April 12th, 2020: Early spring at Jericho Beach Park
Jericho Beach Park is great year-round, as I’m sure I’ve mentioned before. It’s got lots of intersections of habitat: riparian, woodland, ocean shore, marsh, open lawns. This makes it pretty easy to tally a good species list at any time of year.
Spring is in the air, even in early April. Swallows, Ruby-crowned Kinglet, White-crowned Sparrow, Golden-crowned Sparrow, Bewick’s Wren, Red-winged Blackbird, and Yellow-rumped Warbler sang throughout the park (among other passerines).
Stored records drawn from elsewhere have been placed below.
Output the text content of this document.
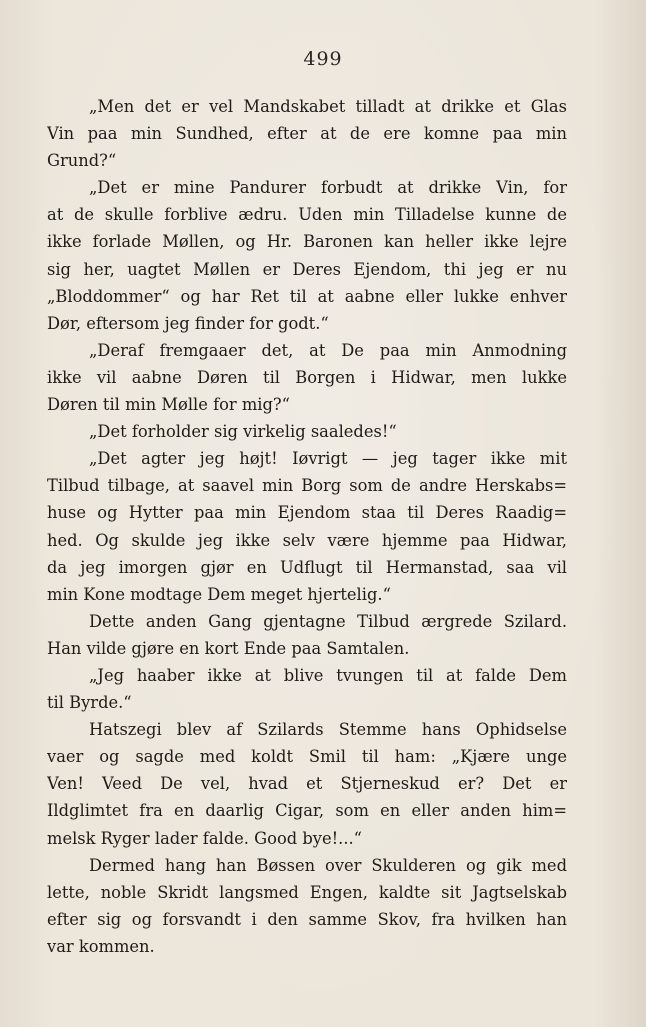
499
„Men det er vel Mandskabet tilladt at drikke et Glas
Vin paa min Sundhed, efter at de ere komne paa min
Grund?“
„Det er mine Pandurer forbudt at drikke Vin, for
at de skulle forblive ædru. Uden min Tilladelse kunne de
ikke forlade Møllen, og Hr. Baronen kan heller ikke lejre
sig her, uagtet Møllen er Deres Ejendom, thi jeg er nu
„Bloddommer“ og har Ret til at aabne eller lukke enhver
Dør, eftersom jeg finder for godt.“
„Deraf fremgaaer det, at De paa min Anmodning
ikke vil aabne Døren til Borgen i Hidwar, men lukke
Døren til min Mølle for mig?“
„Det forholder sig virkelig saaledes!“
„Det agter jeg højt! Iøvrigt — jeg tager ikke mit
Tilbud tilbage, at saavel min Borg som de andre Herskabs=
huse og Hytter paa min Ejendom staa til Deres Raadig=
hed. Og skulde jeg ikke selv være hjemme paa Hidwar,
da jeg imorgen gjør en Udflugt til Hermanstad, saa vil
min Kone modtage Dem meget hjertelig.“
Dette anden Gang gjentagne Tilbud ærgrede Szilard.
Han vilde gjøre en kort Ende paa Samtalen.
„Jeg haaber ikke at blive tvungen til at falde Dem
til Byrde.“
Hatszegi blev af Szilards Stemme hans Ophidselse
vaer og sagde med koldt Smil til ham: „Kjære unge
Ven! Veed De vel, hvad et Stjerneskud er? Det er
Ildglimtet fra en daarlig Cigar, som en eller anden him=
melsk Ryger lader falde. Good bye!...“
Dermed hang han Bøssen over Skulderen og gik med
lette, noble Skridt langsmed Engen, kaldte sit Jagtselskab
efter sig og forsvandt i den samme Skov, fra hvilken han
var kommen.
At the same time, large numbers of ducks seemed to be collecting in the ponds, preparing for their upcoming trip.
American Wigeon were the most numerous today. 75 of them crowded the ponds, alongside around 50 Mallard, and a smattering of Wood Duck, Ring-necked Duck, Bufflehead, and American Coot.
American Wigeon are regulars in the winter and shoulder seasons in Vancouver. They’re often in large flocks on ponds, lakes, or feeding on open lawns. They have a shorter, more goose-like bill than other dabbling ducks. This allows them to eat more plant matter (hence their grazing habits), with the shorter bill granting more force at the tip for pulling up grasses.
I almost always chuckle when I hear “American Wigeon” because my wife and I have a running joke ever since the time I pointed to the rather un-rock ‘n’ roll duck and sang “American Wigeon” in my best “American Woman” voice (a la The Guess Who). Yes, I’m that guy… Anyway, it makes us both chuckle.
We also occasionally get Eurasian Wigeon mixed with the native American Wigeon here. The Eurasians are rare in the city, but regular in the White Rock area. Especially at Blackie Spit, where they can be 1 in 10 wigeon. Unlike some Eurasian v. American ducks (Green-winged Teal for example), Eurasian and American Wigeon are separate species and easy to tell apart. (The Eurasians have the rust and gold heads with gray bodies.)
Out on the ocean there were the usual. Double-crested and Pelagic Cormorants, and Ring-billed, Glaucous-winged, and Bonaparte’s Gulls. The odd Surf Scoter flapped by, but grebe species and numbers are definitely thinning this time of year (eBird list).